The $10,000 Reason Mitt Romney Won't Be President
Last Saturday, during ABC's televised Republican debate in Iowa, Mitt Romeny challenged Texas Governor Rick Perry to a pricey bet. He offered a $10,000 wager concerning a disagreement over whether Romney had ever supported a federal individual mandate for health insurance similar to the one included in the Massachusetts plan he backed. With this bet, Romney gave the voting public another sign that the multimillionaire was out of touch with America's struggling middle class.
If you can make a $10,000 bet, you are most likely part of the 1%. If you make a $10,000 bet in front of millions of Americans while running for president, you must be out of touch with reality and not realize that 99% is more than 1% on election night.

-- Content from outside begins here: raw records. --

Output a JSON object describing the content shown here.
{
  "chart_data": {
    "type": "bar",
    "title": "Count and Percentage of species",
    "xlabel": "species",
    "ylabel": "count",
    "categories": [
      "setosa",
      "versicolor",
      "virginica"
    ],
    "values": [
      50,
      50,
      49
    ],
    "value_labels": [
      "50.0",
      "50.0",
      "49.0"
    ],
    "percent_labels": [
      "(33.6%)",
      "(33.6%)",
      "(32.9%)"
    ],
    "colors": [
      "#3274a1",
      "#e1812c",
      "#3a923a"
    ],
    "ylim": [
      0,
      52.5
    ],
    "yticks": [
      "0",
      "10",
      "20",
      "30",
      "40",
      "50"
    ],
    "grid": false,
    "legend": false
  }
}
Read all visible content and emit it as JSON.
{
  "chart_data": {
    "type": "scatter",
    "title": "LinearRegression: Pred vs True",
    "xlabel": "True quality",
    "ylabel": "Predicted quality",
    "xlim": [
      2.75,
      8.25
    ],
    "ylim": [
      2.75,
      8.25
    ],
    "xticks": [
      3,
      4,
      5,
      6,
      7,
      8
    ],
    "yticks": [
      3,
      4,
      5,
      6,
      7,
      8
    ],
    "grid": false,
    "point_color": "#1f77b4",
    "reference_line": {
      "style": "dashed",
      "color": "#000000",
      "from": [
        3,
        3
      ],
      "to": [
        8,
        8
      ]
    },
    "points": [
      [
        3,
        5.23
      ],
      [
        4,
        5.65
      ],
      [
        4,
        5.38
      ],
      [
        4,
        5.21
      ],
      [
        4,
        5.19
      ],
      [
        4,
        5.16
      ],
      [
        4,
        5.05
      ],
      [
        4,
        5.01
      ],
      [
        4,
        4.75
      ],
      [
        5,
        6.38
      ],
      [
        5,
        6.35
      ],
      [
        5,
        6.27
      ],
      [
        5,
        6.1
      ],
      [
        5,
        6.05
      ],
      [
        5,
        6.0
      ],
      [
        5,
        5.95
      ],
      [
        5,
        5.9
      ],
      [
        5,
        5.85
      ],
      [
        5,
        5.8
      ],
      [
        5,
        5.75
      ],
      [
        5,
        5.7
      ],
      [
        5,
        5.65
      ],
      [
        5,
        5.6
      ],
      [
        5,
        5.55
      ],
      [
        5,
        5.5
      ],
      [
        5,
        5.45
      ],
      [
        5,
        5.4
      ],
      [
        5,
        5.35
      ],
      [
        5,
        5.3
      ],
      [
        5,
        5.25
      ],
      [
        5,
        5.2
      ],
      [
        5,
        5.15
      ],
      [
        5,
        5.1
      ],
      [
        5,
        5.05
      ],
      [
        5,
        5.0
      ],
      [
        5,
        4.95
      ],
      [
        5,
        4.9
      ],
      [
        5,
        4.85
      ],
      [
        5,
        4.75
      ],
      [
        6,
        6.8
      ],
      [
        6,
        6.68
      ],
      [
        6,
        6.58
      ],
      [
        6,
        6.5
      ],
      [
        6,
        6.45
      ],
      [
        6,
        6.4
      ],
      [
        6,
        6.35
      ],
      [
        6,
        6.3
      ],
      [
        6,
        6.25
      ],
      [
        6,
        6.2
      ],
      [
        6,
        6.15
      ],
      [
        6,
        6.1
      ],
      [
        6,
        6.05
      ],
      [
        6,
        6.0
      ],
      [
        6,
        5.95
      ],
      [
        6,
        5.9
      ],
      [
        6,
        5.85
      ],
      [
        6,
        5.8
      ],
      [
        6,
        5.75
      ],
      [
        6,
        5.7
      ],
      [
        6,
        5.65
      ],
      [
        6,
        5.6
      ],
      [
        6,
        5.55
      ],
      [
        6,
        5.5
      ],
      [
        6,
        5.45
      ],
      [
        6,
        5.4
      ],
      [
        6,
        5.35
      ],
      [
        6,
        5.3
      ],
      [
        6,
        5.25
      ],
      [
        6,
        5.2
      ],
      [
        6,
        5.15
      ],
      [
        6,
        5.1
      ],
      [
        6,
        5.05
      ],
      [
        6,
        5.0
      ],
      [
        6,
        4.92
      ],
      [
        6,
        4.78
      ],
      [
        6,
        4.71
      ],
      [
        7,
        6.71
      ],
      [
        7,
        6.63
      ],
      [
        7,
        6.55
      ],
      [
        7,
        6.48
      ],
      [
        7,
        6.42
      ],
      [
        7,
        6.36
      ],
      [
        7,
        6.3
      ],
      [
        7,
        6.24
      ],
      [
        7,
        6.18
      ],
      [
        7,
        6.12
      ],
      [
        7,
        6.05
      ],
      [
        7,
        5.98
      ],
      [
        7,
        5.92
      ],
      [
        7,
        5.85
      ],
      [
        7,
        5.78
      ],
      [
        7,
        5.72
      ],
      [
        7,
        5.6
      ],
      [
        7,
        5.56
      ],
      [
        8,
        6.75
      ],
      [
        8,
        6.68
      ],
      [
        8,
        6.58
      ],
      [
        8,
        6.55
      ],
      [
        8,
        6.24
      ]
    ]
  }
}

If Americans end up voting for the guy who made this $10,000 bet, even if merely to prove a point, we would deserve who and what we get. This wager paints a picture of a candidate out of touch with many of the problems Americans face today. Increasing income inequality is one of the hottest political footballs for 2012 and Romney seemed to throw an interception with this one. Americans will not trust their middle class pensions, college funds, and retirement accounts to a politician who makes casual $10,000 bets on national television.
I take no issue with a little friendly wagering. In fact, I think that making a few friendly wagers with your buddies on football games can take your mind off the pile of bills, the mounting credit card debt, and your dwindling bank account. However, for a presidential candidate to make a wager with another presidential candidate while millions of Americans are losing their jobs, homes, pensions, and their health care seems just a bit out of touch. Even if presidential candidates are wealthy, and many of them are, they still need to act as if they empathize with the 99%.
When Romney challenged Perry on a dispute over his healthcare record and where he stood on the individual mandate, it set a precedent for presidential debates. Candidates can act like mischevious billionaires at a country club and remain in the race for the White House. Yes, the bar is now mighty low. It also further lent credence to the notion that these Republican presidential debates were not very presidential and that the exclusive Republicans candidates club was even more exclusive than originally thought.
If you are a Democrat, you must be jumping for joy every time a Republican candidate opens his mouth. If you are a Republican, you are mostly likely cringing every time a Republican candidate has a microphone in front of his or her face. According to the Gallup Daily, Obama's approval rating currently stands at 41%. With the Republican field lacking any credible candidates, the president's rating could fall even further below the 50/50 line, and he will still win another four years of room and board at the White House.
At least Newt Gingrich has sense enough not to bet large sums of money with his fellow rich Republican candidates on television while millions of Americans struggle to find enough money to put food on the table and a roof over their heads.
Hey Romney, let‘s wager $10 - only $10 because I’m part of the 99% and $10,000 would wipe out my measly retirement account. What’s the bet, you ask? I’ll bet dollars to donuts and a crumpled 10 that you won’t be moving into the White House next year.